1. Test for the alternative hypothesis \(\mu < 3.4\) using a sample of size 25 with sample mean is \(\overline{x} = 3.3\) and sample standard deviation is \(s = 0.7\). Show all four steps.

2. Was the average weight of all 1974 automobile models greater than 2900 pounds? Use the data in mtcars to test this. Does the data in mtcars provide strong evidence that the average weight for all 1974 models is greater than 2900 pounds?

3. The World Health Organization (WHO) has issued a preliminary guideline for lead concentration in drinking water. It states that the average concentration should be at less than 10 \(\mu\)g/l (micrograms/liter).
Company A produces drinking water. It must test its water to determine whether it meets the WHO preliminary guideline.

Consider two ways of performing a test:

A. \(H_0: \mu = 10\), \(H_a: \mu < 10\)

B. \(H_0: \mu = 10\), \(H_a: \mu > 10\)

  1. What do we conclude if we reject the null hypothesis in A?
  2. What do we conclude if we reject the null hypothesis in B?
  3. What do we conclude if we fail to reject the null hypothesis in B?
  4. What do we conclude if we fail reject the null hypothesis in B?
  5. If you were a consumer, which test would you like performed?
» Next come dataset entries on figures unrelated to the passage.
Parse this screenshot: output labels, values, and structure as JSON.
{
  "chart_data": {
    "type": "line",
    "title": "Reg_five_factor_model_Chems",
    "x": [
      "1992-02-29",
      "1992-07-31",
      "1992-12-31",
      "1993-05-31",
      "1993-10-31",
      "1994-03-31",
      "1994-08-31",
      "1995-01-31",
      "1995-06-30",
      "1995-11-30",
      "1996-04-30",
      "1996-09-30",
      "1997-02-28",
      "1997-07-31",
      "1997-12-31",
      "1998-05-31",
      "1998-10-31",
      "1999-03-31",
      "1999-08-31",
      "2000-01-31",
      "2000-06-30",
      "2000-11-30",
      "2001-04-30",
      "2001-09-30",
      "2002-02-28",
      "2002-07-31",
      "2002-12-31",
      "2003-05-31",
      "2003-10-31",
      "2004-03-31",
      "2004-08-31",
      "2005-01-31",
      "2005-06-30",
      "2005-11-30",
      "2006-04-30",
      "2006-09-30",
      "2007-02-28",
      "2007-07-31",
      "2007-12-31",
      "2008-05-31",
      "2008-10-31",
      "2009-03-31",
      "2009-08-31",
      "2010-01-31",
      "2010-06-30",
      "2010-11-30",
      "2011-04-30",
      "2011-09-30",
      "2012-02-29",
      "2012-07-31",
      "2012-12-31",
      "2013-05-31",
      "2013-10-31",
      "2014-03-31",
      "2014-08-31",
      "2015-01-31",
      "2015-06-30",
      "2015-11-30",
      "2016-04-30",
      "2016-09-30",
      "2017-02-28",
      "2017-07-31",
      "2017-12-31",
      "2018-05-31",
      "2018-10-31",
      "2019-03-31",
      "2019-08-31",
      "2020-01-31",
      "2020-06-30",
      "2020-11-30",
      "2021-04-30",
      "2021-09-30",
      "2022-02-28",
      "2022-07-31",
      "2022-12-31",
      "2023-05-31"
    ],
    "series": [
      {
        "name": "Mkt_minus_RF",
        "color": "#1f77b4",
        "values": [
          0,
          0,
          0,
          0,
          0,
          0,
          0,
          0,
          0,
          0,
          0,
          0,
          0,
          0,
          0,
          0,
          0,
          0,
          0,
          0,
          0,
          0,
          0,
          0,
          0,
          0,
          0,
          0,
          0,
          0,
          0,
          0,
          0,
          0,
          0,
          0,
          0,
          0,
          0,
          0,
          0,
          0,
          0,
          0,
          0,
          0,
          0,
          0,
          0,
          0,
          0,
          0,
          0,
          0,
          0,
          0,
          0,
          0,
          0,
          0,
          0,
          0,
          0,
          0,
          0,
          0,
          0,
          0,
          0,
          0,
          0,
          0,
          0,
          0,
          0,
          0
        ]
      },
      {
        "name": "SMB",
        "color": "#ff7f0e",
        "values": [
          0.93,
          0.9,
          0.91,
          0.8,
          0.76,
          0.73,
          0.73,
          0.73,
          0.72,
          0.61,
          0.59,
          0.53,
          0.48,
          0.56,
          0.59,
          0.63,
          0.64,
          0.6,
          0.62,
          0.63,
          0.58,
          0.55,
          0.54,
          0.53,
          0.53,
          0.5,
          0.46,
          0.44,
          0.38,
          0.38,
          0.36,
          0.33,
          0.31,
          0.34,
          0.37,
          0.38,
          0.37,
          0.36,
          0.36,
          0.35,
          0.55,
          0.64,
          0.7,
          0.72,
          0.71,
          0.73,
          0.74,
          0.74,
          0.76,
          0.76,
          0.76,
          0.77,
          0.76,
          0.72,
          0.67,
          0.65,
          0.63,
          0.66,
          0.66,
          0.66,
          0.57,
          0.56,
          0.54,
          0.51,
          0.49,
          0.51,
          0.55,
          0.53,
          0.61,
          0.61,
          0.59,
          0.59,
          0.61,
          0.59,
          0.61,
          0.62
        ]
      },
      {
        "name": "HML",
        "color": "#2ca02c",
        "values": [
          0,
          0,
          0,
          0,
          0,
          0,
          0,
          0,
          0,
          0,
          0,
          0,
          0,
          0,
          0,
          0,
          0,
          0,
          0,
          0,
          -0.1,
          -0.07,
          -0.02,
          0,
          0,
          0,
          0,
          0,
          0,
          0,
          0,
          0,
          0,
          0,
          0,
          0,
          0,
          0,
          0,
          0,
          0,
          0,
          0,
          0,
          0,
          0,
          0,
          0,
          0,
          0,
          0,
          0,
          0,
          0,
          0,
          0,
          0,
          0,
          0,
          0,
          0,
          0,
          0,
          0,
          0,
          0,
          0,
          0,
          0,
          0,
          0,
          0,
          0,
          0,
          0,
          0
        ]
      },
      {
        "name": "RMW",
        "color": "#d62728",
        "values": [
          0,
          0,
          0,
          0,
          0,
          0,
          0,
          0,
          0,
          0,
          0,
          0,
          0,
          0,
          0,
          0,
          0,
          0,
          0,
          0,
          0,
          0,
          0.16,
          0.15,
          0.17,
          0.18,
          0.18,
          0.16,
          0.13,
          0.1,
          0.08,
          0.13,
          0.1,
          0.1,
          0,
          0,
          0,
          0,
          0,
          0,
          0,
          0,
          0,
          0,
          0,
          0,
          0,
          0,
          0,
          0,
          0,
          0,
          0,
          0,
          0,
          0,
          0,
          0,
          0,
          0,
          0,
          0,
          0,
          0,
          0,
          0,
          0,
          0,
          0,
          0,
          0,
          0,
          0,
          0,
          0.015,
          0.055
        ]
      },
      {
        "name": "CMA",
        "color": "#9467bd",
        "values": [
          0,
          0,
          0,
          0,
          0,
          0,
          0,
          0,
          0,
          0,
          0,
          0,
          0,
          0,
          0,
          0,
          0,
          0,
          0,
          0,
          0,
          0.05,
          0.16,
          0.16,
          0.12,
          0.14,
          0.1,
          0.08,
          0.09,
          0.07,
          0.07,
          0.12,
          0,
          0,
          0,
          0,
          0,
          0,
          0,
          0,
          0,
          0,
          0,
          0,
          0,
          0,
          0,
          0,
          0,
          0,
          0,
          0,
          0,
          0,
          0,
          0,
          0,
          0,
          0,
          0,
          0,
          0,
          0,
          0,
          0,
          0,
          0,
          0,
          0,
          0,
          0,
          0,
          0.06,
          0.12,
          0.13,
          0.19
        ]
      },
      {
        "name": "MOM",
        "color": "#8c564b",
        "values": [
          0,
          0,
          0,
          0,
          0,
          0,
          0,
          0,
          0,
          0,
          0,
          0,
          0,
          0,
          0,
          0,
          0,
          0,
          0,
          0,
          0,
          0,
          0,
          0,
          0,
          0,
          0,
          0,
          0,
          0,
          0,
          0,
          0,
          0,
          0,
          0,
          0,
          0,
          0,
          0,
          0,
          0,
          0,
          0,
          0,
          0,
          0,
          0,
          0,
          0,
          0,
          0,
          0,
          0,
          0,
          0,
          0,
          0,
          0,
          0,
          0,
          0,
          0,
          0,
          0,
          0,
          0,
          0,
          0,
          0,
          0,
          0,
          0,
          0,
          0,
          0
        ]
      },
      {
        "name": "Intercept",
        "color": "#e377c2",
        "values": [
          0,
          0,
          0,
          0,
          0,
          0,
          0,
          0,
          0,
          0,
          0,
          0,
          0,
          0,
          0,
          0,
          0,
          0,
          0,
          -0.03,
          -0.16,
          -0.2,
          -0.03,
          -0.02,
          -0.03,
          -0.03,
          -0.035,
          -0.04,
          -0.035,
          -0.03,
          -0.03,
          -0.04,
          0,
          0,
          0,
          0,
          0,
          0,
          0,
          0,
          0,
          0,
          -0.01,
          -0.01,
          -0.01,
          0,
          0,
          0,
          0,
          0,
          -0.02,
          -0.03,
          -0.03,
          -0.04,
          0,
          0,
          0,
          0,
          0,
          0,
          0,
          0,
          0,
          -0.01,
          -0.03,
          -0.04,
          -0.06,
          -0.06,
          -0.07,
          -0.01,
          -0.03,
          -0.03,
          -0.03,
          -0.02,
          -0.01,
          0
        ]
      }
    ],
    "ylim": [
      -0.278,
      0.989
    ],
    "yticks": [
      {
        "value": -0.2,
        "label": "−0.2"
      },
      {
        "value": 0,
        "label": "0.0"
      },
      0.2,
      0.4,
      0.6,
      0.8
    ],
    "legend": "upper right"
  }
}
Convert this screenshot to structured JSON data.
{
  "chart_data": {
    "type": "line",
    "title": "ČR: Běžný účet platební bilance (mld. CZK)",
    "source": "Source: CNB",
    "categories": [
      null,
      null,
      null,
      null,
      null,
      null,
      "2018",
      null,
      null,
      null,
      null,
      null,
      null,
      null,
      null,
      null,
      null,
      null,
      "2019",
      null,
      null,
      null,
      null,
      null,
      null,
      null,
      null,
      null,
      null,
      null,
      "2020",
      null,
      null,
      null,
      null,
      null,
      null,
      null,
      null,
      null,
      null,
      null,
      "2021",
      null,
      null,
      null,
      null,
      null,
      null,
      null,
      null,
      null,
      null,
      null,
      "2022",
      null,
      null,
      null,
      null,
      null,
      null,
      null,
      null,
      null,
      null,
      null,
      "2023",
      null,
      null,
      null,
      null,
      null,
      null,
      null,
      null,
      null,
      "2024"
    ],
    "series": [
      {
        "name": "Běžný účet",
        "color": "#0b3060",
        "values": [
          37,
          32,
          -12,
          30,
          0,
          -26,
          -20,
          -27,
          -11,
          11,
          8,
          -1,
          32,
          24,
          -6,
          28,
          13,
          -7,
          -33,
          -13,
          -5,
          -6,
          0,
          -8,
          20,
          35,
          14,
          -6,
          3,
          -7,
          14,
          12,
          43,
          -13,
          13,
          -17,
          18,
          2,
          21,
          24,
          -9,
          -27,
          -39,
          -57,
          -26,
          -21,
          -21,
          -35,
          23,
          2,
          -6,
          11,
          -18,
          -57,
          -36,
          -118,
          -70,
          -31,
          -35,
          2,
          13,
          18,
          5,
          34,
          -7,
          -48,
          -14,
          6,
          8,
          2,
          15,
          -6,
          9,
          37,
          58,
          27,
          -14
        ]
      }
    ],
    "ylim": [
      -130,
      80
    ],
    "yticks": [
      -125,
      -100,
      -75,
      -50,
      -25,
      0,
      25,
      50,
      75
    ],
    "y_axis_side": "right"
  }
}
Why?
  6. If you worked for Company A, which test would you like to report? Why?

4. The warpbreaks data set contains data on the number of warpbreaks per loom, where a loom corresponds to a fixed length of yarn. There are two types of wool (A and B) in this data set. Is there evidence that the two types of wool have a different number of warpbreaks on average?

df_stats(breaks ~ wool, data = warpbreaks) %>% pander()
response wool min Q1 median Q3 max mean sd n missing
breaks A 10 19.5 26 36 70 31.04 15.85 27 0
breaks B 13 18 24 29 44 25.26 9.301 27 0

Note: this is a new situation, but our general form still applies

\[ t = \frac{\mbox{data value} - \mbox{null hypothesis value}}{SE} \]

  1. What should you use for data value, null hypothesis value, and SE?

  2. Should you do a 1-sided test or a 2-sided test?

  3. What p-value do you get? What do you conclude?

  4. Check your work using

    t.test(breaks ~ wool, data = warpbreaks)

    Why won’t the results from t.test() be exactly the same as what you did by hand?